Jay Lake (jaylake) wrote,
Jay Lake
jaylake

[personal] Some thoughts on my dreamscape

I realized something interesting last night. My dreams very rarely contain a somatic component, despite the fact that the defining experience of my life these past few years has been the profoundly somatic experience of cancer and its treatments.

(The exception, of course, is erotic dreams. I don’t have them all that often, but when I do, they can be real doozies. And they tend to be deeply somatic, partly because my sexual style is very touch-oriented.)

Otherwise in my dreams I am a point of view, like a movie camera. Occasionally I dream in something like third person, where the point of view is following me or a surrogate for me, but most of the time I’m seeing from within.

My dreams are always intensely visual.

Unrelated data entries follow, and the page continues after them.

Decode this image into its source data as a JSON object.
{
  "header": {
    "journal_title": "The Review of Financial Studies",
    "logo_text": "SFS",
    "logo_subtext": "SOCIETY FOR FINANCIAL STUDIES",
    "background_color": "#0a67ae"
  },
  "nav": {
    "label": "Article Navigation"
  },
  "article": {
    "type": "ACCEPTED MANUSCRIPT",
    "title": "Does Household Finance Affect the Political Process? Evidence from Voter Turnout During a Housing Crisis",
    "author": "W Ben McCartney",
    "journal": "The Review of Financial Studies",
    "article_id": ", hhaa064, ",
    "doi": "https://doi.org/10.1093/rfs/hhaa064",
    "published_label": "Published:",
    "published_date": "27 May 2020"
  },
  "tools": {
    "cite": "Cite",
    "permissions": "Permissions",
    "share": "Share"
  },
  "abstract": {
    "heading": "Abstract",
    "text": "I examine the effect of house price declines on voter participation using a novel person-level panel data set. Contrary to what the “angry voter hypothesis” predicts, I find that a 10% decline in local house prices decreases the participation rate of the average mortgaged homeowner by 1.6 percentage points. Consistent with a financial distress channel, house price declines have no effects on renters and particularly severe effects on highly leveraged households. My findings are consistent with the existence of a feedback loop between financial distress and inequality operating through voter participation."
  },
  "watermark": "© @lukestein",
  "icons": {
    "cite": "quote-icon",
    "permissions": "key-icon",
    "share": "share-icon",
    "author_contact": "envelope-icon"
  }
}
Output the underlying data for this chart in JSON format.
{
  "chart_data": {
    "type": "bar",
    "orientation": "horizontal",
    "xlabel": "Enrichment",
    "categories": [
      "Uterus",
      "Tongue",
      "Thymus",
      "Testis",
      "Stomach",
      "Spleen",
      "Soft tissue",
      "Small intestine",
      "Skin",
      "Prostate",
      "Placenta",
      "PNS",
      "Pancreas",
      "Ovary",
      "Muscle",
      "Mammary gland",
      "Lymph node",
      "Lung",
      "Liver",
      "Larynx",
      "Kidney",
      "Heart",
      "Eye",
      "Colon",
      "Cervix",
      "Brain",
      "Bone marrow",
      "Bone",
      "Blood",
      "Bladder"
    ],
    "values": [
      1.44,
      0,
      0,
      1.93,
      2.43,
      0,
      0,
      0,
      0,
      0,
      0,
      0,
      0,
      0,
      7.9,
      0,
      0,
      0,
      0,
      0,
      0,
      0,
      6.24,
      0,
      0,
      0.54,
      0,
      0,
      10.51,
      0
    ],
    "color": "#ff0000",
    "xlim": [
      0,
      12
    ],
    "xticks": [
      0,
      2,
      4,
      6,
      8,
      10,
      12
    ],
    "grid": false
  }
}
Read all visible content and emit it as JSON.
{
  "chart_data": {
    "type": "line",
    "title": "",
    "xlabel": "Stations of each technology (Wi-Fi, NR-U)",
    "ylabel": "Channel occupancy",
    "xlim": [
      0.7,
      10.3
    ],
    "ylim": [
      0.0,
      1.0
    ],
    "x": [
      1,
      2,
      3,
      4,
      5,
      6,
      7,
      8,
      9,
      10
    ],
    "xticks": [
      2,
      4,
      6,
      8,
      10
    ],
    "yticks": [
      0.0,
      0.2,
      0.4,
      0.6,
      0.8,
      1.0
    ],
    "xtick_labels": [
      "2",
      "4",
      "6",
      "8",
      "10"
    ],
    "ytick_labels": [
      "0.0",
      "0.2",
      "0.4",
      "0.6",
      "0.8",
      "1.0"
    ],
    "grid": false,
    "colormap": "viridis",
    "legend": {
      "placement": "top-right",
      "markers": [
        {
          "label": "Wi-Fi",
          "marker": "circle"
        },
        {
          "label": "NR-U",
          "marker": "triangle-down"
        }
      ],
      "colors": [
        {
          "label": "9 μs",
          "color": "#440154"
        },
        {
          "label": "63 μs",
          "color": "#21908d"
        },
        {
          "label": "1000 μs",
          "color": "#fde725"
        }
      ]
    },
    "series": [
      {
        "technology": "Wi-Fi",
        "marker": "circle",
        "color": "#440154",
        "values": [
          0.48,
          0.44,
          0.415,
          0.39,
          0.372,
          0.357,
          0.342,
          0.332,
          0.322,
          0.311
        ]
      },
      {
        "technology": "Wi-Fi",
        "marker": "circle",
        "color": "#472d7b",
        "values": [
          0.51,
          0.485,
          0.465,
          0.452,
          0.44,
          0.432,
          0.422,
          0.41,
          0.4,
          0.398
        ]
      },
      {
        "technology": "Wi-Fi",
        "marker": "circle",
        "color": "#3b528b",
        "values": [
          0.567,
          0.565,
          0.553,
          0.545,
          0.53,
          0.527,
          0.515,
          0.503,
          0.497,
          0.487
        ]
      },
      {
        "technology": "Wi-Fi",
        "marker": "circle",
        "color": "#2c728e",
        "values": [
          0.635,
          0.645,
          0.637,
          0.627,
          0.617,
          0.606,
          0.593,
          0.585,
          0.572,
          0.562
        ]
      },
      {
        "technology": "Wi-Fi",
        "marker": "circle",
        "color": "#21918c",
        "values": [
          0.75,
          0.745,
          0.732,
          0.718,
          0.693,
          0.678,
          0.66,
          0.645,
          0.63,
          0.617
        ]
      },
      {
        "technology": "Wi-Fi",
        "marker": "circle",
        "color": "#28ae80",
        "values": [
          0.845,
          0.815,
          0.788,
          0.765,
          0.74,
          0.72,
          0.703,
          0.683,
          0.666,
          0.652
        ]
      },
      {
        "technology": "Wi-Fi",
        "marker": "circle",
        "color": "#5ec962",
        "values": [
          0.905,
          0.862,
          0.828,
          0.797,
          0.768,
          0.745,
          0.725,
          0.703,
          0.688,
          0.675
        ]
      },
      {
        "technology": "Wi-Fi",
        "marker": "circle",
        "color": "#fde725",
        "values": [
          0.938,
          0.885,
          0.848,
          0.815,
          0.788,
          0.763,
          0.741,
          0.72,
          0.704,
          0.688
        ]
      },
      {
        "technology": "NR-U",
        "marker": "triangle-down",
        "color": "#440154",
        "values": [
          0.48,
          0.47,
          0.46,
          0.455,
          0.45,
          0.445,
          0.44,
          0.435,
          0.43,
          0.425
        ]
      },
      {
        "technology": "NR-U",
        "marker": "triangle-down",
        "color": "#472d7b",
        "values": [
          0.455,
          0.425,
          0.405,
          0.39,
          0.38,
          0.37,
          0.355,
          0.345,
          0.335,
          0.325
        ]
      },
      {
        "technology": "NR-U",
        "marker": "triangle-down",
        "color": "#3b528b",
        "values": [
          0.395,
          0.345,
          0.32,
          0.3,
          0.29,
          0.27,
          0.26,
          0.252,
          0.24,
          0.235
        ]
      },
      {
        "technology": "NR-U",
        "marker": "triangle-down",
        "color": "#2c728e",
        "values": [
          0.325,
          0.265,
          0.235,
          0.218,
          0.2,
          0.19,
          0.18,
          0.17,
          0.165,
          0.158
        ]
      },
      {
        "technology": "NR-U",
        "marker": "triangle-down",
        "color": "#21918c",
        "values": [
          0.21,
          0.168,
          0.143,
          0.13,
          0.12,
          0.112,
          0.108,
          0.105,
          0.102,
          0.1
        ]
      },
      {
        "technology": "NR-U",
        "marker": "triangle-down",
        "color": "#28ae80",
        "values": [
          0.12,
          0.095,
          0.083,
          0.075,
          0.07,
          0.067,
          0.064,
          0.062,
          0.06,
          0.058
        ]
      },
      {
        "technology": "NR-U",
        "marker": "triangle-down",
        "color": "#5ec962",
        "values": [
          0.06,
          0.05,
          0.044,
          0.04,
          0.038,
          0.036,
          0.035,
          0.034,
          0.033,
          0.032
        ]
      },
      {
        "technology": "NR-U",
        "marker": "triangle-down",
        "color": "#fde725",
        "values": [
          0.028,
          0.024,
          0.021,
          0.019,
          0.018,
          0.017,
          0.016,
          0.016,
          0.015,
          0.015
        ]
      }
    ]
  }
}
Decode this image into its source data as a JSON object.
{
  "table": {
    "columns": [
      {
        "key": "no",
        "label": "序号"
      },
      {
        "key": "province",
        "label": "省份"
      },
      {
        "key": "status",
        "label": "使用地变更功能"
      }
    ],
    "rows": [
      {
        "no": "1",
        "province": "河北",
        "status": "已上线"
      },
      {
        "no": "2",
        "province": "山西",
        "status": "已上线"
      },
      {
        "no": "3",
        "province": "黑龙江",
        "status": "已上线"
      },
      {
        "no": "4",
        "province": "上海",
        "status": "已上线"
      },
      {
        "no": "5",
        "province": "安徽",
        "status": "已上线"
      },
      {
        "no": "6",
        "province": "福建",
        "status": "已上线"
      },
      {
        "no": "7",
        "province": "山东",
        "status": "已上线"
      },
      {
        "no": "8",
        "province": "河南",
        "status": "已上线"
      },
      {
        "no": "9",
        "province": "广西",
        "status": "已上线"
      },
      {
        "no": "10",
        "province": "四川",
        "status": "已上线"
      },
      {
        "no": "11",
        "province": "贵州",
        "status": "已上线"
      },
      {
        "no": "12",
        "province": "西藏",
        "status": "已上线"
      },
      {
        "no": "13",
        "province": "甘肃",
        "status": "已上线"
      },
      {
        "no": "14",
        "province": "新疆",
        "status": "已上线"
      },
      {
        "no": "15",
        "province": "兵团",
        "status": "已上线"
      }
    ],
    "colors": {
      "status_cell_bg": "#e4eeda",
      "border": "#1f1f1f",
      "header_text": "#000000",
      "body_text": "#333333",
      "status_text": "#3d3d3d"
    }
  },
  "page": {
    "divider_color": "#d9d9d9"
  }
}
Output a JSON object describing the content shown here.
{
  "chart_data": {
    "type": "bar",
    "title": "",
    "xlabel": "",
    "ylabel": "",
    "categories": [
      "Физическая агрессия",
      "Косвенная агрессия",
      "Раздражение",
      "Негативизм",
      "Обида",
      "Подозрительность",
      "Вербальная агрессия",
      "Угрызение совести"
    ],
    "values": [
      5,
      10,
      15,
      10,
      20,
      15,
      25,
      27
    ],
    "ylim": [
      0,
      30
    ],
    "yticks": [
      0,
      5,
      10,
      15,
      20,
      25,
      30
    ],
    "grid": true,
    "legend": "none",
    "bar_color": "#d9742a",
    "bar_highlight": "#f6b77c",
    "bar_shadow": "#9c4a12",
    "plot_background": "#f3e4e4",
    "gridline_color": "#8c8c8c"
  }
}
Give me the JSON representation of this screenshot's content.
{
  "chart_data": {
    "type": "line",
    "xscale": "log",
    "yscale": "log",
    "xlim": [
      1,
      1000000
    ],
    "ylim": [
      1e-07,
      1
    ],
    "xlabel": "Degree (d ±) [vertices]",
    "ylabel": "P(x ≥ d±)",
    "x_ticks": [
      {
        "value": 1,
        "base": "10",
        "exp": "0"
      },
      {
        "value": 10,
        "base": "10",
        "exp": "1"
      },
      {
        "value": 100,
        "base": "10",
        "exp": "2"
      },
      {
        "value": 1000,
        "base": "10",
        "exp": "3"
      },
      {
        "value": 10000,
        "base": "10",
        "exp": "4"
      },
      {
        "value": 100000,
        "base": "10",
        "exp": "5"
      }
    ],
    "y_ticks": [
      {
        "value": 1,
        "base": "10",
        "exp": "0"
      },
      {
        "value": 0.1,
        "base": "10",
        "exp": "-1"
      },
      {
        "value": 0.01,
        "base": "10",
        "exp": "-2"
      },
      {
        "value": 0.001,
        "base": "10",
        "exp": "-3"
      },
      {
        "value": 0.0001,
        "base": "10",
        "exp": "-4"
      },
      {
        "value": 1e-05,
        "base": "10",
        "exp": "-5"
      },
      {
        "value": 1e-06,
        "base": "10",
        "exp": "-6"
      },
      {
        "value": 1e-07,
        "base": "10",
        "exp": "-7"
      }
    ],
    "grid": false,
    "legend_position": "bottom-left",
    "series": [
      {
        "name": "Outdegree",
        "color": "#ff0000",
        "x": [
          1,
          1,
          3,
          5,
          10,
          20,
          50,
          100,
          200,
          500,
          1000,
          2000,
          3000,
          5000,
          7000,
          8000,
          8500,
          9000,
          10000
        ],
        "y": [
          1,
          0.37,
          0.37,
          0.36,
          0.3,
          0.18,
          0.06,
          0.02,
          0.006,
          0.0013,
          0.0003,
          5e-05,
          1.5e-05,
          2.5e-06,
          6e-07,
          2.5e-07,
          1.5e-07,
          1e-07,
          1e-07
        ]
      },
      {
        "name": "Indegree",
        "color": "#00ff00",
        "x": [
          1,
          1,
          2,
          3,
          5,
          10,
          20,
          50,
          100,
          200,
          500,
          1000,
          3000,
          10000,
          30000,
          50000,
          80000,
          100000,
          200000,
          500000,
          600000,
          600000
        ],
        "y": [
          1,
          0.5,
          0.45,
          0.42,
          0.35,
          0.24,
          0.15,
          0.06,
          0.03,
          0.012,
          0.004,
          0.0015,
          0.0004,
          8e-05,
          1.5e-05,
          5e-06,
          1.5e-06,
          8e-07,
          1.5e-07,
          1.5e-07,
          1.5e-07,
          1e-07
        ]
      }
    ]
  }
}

Colorful, rife with imagery, often plentiful action. I dream, frankly, very much the way I write, by visually experiencing setting and action as if I were immersed in it.

Also, they are frequently auditory. It’s not unusual for me to experience a soundtrack, or what Hollywood calls occasional music. This often runs to jazz scores, or 1950s style studio orchestra melodies. This is odd, because in real life I am so unmusical I border on amusia, yet music can be prominent.

I do dream of taste sometimes, as my recent food dreams attest, but like erotic dreams, those seem to be in a special class by themselves, rather than an occasional property of my ordinary dreaming. I literally can’t recall ever dreaming of scents. The kinesthetic sense shows up mostly in the erotic dreams, thought that somatic/kinesthetic element also turns up in my infrequent classic anxiety dreams, for example, when I have the sensation of falling. Other senses such as temperature and pressure likewise rarely if ever express themselves in my dreams.

It’s all about the visual language. Which is very closely connected to how I mentally visualize and express story.

I’m surprised that the cancer experience hasn’t shifted me to a more somatic expression, either directly, ie, dreaming of pain, or indirectly, through dreaming of my body.

Is this the usual way of dreams? Are your dreams almost entirely visually-driven? Or do you dream somatically?

This is weird, fascinating stuff, and I think reflecting more deeply on it may illuminate my writing process.